The ruling class may decide on asexual reproduction as a way to 100% ensure their heir inherits their land/property/titles. To help enforce a bond towards the ruler they may decree sexual reproduction (in starfish generally a "spray and pray" with no chance of IDing who sired who) as mandatory for the lower classes. Destroy the "family" ties and that's one less loyalty for beings to choose over their ruler. Conversely a ruling male/female might have a restricted spawning where they're the only member of their gender participating, creating a mass of heirs/workers bound by blood. They might decree their subjects only reproduce Asexually so as to ensure the ruling family always outnumbers the "lesser" individuals.

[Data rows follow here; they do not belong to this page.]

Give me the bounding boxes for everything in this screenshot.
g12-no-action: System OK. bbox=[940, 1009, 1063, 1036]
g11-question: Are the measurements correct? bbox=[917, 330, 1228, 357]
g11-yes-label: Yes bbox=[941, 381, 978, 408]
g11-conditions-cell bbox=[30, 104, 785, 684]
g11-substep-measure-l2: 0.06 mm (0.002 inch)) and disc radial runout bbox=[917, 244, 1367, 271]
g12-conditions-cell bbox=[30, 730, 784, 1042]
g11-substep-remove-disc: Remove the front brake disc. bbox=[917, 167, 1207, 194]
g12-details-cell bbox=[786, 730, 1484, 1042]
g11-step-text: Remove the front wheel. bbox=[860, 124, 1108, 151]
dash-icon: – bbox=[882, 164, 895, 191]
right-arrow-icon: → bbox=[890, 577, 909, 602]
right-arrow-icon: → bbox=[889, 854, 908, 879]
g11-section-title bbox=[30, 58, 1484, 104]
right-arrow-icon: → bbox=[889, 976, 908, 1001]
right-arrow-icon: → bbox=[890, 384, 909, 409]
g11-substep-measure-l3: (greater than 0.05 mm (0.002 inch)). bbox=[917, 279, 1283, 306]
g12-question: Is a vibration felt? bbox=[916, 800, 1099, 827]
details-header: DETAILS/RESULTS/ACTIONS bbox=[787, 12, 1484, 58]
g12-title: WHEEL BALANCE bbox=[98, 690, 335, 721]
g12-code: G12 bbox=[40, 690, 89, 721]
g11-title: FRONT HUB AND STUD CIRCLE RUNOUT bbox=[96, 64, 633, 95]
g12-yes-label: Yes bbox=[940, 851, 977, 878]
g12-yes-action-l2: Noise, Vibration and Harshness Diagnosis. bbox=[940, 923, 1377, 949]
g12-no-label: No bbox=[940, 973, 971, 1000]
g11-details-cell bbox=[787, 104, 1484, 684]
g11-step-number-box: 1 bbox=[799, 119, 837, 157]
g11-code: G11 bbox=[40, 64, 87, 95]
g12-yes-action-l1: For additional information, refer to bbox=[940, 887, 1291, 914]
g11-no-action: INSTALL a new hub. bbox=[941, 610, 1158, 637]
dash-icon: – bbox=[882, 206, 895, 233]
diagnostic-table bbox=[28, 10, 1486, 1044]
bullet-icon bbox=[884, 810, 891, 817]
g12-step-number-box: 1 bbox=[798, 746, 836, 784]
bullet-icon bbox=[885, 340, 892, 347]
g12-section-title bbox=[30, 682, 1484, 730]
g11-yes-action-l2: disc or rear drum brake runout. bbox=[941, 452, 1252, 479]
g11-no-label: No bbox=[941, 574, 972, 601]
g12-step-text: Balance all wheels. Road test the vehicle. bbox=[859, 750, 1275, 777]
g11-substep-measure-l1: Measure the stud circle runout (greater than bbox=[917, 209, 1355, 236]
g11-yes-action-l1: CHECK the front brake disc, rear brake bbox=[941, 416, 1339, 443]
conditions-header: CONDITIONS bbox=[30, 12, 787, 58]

Scarcity of resources they may also steer towards asexual/sexual reproduction. In times of war/high likelihood of war or abundant harvests they may tend towards sexual reproduction. In wartime because it creates more bodies (hundreds per couple instead of 1-2 per individual in a given timeframe). In abundant harvests because they have the resources to raise more children, and historically higher population means more success as a nation/tribe/state. Plus in times of abundance asexual reproduction may be seen as a way to "horde" wealth among individuals/families rather than increase the society as a whole, and therefor be looked down on.

In times of famine or other resource-lean periods asexual reproduction might be favored as a way to keep the general population level steady/lower. Sexual reproduction would be frowned upon ethically because it simply creates hundreds/millions more lives that would essentially be doomed to starvation/whatever, and might bring the whole society down with them.

Then there's the whole religious aspect of starfish people to consider. Are asexual-derived "families" thought of as more blessed, because they know their parents/children? Or are mass-spawned sexual births considered superior because they are essentially the children of the entire community? I could easily envision a world where the various nations/religions of starfish people tend towards one or the other as "morally superior" based on historical outcomes from their past. Maybe on continent A they ascribe to good times sex/bad times asex. Continent B is sex is superior, while on C asex is superior. I very much doubt the entire species would have a universal preference for one or the other in all circumstances. After all, their own biology has both for a reason!